SAS will not print any plots, if ODS graphics is not turned on.

Then, I'll use the survey select procedure to randomly split my data set

into a training data set consisting of 70% of the total observations in the data set,

and a test data set consisting of the other 30% of the observations.

data=new specifies the name of my managed input data set.

And out equals the name of the randomly split output data set,

which I will call traintest.

With it, we include the seed option which allows us to specify a random number seed

to ensure that the data are randomly split the same way if I run the code again.

The samprate command, tells SAS to split the input data set so

that 70% of the observations are designated as training observations, and

the remaining 30% are designated as test observations.

method=srs, specifies that the data are to be split using simple random sampling.

And the out all option, tells SAS to include, both, the training and test

observations in a single output data set that has a new variable called selected,

to indicate whether an observation belongs to the training set, or the test set.

I will use the glmselect procedure to test my lasso regression model.
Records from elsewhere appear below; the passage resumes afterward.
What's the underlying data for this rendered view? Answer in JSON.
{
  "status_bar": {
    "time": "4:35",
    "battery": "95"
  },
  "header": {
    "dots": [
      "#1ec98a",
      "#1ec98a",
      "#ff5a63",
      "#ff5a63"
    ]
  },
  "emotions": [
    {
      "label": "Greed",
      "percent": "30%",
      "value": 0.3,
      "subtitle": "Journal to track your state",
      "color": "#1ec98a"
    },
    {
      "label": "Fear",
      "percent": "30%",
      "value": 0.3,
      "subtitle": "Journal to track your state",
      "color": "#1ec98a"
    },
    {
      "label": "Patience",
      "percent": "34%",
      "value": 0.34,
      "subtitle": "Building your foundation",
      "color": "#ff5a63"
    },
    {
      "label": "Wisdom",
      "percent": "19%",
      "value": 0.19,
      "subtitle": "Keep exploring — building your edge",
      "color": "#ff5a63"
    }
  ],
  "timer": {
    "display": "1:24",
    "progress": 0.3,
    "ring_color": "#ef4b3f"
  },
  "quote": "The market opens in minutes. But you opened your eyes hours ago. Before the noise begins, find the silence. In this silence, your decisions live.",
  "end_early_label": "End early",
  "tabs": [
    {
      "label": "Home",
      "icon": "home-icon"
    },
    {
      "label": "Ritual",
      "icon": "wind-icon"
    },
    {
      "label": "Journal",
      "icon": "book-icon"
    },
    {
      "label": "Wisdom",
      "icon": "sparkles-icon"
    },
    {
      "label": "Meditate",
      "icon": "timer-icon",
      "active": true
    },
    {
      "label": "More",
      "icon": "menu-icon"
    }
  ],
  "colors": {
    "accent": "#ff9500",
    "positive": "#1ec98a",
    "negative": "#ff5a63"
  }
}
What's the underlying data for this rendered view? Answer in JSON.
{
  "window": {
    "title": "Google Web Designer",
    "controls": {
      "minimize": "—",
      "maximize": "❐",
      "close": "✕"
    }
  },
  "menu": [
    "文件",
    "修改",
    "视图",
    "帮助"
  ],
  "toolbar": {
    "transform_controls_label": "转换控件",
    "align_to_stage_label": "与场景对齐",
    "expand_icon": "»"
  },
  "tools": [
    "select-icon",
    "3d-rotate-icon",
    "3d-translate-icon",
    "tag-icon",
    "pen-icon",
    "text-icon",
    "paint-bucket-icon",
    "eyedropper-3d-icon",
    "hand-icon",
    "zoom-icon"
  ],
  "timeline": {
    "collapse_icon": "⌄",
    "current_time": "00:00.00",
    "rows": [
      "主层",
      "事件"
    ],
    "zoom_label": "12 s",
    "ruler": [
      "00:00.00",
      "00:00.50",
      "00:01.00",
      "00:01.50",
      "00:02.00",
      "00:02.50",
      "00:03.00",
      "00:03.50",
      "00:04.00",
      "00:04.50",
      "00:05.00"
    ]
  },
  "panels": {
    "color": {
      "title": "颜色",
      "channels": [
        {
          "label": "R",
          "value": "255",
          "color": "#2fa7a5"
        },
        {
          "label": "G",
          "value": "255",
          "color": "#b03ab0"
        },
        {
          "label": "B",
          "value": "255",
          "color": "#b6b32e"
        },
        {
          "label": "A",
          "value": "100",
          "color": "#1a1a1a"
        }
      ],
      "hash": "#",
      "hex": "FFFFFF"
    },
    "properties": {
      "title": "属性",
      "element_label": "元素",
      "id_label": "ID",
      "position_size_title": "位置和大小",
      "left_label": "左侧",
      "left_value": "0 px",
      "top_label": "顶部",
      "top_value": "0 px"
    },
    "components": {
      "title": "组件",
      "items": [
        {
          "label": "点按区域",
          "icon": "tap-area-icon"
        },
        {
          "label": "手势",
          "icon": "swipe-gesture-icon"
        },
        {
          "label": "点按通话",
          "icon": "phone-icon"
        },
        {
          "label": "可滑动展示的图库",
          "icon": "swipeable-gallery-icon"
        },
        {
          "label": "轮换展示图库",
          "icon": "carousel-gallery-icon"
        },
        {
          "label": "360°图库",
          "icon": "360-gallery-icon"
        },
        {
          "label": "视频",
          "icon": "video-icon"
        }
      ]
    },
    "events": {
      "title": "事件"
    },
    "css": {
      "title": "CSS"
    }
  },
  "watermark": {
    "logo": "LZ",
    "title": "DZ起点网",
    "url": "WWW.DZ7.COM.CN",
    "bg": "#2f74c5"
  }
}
data=traintest tells SAS to use the randomly split dataset, and the plots=all

option, asks that all plots associated with the lasso regression be printed.

With it we include the seed option, which allows us to specify a random number seed,

which will be used in the cross-validation process.

The partition command assigns each observation a role,

based on the variable called selected,

to indicate whether the observation is a training or test observation.

Observations with a value of one on the selected variable,

are assigned the role of training observation.

And observations with a value of zero, are assigned the role of test observation.

The model command specifies the regression model for which my response variable,

school connected-ness,

is equal to the list of the 23 candidate predictor variables.

After the slash, we specify the options we want to use to test the model.

The selection option tells us which method to use to compute the parameters for

variable selection.

In this example, I will use the LAR algorithm, which stands for

Least Angled Regression.

This algorithm starts with no predictors in the model, and

adds a predictor at each step.

It first adds a predictor that is most correlated with the response variable, and

moves it towards least square estimate, until there is another predictor

that is equally correlated with the model residual.

It adds this predictor to the model and

starts the least square estimation process over again, with both variables.

The LAR algorithm continues with this process

until it has tested all the predictors.

Perimeter estimates at any step are shrunk, and

predictors with coefficients that are shrunk to zero are removed from the model

,and the process starts all over again.